Bowing to attacks from marijuana opponents, Rand takes report off of website
The following article appeared in the Drug War Chronicles. It is reposted here with permission.

RAND Pulls LA Marijuana Dispensary Crime Study, Pending Review

by Phillip Smith, October 12, 2011, 07:23pm, (Issue #704)

In the face of withering criticism from local law enforcement officials, the RAND Corporation has removed from its web site, at least temporarily pending review, a September study that found that crime increased when medical marijuana dispensaries closed down. That study concluded that there is "no evidence that medical marijuana dispensaries in general cause crime to rise."

The study was subject to immediate attack from local officials, particularly from avowed medical marijuana foe LA County District Attorney Carmen Trutanich and from the LA city attorney's office. Trutanich called the study's results "highly suspect and unreliable" and claimed they were based on "faulty assumptions, conjecture, conjecture, irrelevant data, untested measurements and incomplete results."
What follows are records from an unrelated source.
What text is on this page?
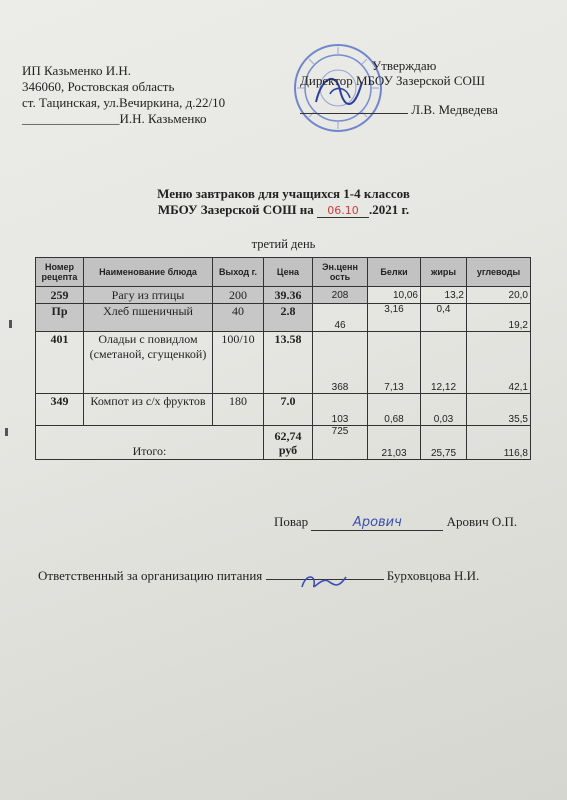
ИП Казьменко И.Н.
346060, Ростовская область
ст. Тацинская, ул.Вечиркина, д.22/10
_______________И.Н. Казьменко
Утверждаю
Директор МБОУ Зазерской СОШ
Л.В. Медведева
Меню завтраков для учащихся 1-4 классов
МБОУ Зазерской СОШ на 06.10 .2021 г.
третий день
Номер рецепта	Наименование блюда	Выход г.	Цена	Эн.ценн ость	Белки	жиры	углеводы
259	Рагу из птицы	200	39.36	208	10,06	13,2	20,0
Пр	Хлеб пшеничный	40	2.8	46	3,16	0,4	19,2
401	Оладьи с повидлом (сметаной, сгущенкой)	100/10	13.58	368	7,13	12,12	42,1
349	Компот из с/х фруктов	180	7.0	103	0,68	0,03	35,5
Итого:			62,74 руб	725	21,03	25,75	116,8
Повар	Арович	Арович О.П.
Ответственный за организацию питания	Бурховцова Н.И.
Special Assistant City Attorney Jane Usher and Assistant City Attorney Asha Greenberg, whose office argued in court that dispensaries bred crime when successfully seeking to limit their numbers, added to the pressure on RAND. "Until you publicly retract your work, we expect the RAND publication to be referenced nationwide, at incalculable avoidable harm to public health and safety," they hyperbolically wrote.

The RAND study examined crime reports for 10 days before and 10 days after the city ordered more than 70% of the city's 638 dispensaries to close in June 2010. The researchers analyzed crime reports in neighborhoods where dispensaries had closed and compared them to neighborhoods where dispensaries stayed open.

RAND bent to the pressure this week. "We took a fresh look at the study based in part upon questions raised by some folks following publication, RAND spokesman Warren Robak told Toke of the Town."The LA City Attorney's Office has been the organization most vocal in its criticism of the study."

The study has been taken down for review, but not retracted, Robak clarified. "I don't have an estimate of when the review will be complete and the study will reappear," he said.

Americans for Safe Access, the nation's largest medical marijuana advocacy group, decried the intrusion of politics into the realm of science and urged RAND to stand its ground. "When will objective science on medical marijuana be honestly and thoroughly considered without the intrusion and constraints of politics?" the group asked. "As a decades-old institution, RAND should stand by its research and not buckle to political pressure."